LESSONS FROM HISTORY
Now, in something of an ironic twist, it seems that one option for saving local news – and halting the surge of pink slime – is for politicians to intervene. President Biden’s “Build Back Better” plan proposed distributing $1.67 billion over five years to newspapers, websites, and broadcast stations that cover local stories. The proposed tax credits would “mark the first time the federal government has offered targeted support in response to the decline of local news” – a remarkable proposal reminiscent of policies introduced to boost the fledgling newspaper industry back in the 18th century. And yet, this approach raises legitimate concerns about political-press entwinement and long-term financial dependency. Is more political involvement in local news really the best way to mitigate hyper-partisan content? Who decides which outlets produce journalism and which churn out slime?
An alternative approach is to increase corporate ownership and funding of local news. Ten years ago, occasional “World’s Richest Man” Jeff Bezos purchased the Washington Post (perhaps the world’s most famous “local” publication) for $250 million, while the Google News Initiative and Meta (formerly Facebook) Journalism Project have directed large sums towards local news outlets – albeit fleetingly.
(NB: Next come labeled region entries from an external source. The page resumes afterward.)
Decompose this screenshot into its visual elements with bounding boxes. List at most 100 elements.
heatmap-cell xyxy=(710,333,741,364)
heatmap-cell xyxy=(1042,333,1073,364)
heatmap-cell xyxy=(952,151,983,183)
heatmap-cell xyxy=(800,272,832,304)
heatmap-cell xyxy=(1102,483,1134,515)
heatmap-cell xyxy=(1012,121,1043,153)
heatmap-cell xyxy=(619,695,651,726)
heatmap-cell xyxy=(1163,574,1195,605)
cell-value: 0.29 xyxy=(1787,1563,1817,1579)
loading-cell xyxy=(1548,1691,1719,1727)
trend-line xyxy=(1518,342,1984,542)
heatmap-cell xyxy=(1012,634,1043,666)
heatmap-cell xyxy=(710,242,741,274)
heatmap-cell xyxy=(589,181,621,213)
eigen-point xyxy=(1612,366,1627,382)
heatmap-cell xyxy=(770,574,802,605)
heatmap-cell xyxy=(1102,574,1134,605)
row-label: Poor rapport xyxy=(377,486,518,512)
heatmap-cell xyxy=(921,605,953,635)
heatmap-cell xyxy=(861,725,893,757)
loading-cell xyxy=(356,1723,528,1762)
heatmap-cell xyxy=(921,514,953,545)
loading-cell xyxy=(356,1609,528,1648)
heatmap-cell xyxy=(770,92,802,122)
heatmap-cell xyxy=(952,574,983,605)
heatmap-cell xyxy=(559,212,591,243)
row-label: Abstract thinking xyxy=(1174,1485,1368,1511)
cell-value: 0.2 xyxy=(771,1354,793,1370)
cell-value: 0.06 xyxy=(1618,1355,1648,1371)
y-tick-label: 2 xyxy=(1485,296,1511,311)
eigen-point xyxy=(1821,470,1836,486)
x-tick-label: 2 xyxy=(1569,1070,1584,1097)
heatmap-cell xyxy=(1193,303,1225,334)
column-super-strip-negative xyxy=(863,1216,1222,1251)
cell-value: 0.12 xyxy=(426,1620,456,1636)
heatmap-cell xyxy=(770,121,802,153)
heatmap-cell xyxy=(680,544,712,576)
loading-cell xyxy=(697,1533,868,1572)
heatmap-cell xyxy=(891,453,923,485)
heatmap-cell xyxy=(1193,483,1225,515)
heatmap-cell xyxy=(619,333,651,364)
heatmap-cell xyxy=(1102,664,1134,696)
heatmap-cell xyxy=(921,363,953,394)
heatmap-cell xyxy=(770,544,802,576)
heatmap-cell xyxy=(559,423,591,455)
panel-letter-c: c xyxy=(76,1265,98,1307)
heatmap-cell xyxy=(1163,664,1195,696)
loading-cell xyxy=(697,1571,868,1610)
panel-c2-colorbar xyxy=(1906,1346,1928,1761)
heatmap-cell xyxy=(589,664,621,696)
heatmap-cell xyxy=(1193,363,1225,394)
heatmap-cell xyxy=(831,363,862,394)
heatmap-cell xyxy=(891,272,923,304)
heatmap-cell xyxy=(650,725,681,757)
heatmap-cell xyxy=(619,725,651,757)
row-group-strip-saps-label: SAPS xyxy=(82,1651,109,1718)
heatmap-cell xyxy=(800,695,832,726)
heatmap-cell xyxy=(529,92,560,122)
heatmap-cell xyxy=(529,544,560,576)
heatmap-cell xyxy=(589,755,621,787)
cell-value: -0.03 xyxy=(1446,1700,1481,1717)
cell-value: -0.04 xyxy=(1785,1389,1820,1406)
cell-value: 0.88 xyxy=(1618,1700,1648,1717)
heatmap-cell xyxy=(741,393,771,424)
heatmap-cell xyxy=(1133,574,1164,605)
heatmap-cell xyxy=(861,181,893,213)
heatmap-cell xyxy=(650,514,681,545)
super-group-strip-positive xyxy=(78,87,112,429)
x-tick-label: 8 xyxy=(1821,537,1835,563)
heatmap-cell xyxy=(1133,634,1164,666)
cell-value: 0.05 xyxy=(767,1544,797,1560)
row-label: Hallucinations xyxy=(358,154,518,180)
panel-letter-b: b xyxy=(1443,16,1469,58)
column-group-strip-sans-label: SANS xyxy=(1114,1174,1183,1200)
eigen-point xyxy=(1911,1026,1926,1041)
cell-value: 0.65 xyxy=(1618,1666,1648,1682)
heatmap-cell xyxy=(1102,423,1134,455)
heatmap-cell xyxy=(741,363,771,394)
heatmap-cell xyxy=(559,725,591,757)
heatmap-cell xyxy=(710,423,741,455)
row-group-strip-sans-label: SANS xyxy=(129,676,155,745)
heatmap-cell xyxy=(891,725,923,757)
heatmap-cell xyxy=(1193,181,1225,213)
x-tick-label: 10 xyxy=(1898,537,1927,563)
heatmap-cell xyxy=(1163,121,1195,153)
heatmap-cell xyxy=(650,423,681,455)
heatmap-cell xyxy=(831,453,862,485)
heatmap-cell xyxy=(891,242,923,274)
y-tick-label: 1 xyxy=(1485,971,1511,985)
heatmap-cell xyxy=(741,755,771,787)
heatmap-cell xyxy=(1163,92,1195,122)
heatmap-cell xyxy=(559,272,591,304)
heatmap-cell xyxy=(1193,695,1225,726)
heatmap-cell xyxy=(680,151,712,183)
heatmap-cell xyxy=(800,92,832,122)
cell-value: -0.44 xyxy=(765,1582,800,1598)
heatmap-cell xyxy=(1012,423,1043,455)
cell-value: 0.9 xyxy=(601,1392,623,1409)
However, is funding journalism through the profits of corporate America a preferable alternative to government subsidies? As history shows, there is good reason to be suspicious about billionaires who want to own media (or social media) platforms – especially when the prospect of generating profitable returns has never seemed slimmer.
For now, the gloomy financial outlook is encouraging bad faith actors to pollute the local news ecosystem with low-cost, low-quality content masquerading as journalism – a far cry from the locally-staffed, locally-funded, trusted newspapers of yore. Nevertheless, we must not mistake the central cause of the local news crisis (the internet and social media) as the catalyst for this media manipulation. Instead, the rise of digitally-driven pink slime – much of it unsubtle, unsophisticated, and ineffective – is exposing uncomfortable truths about American journalism that go back to the very start.
Stuart Anderson-Davis is a Ph.D. candidate in the Communications program at Columbia University’s School of Journalism. His research focus is the history of disinformation.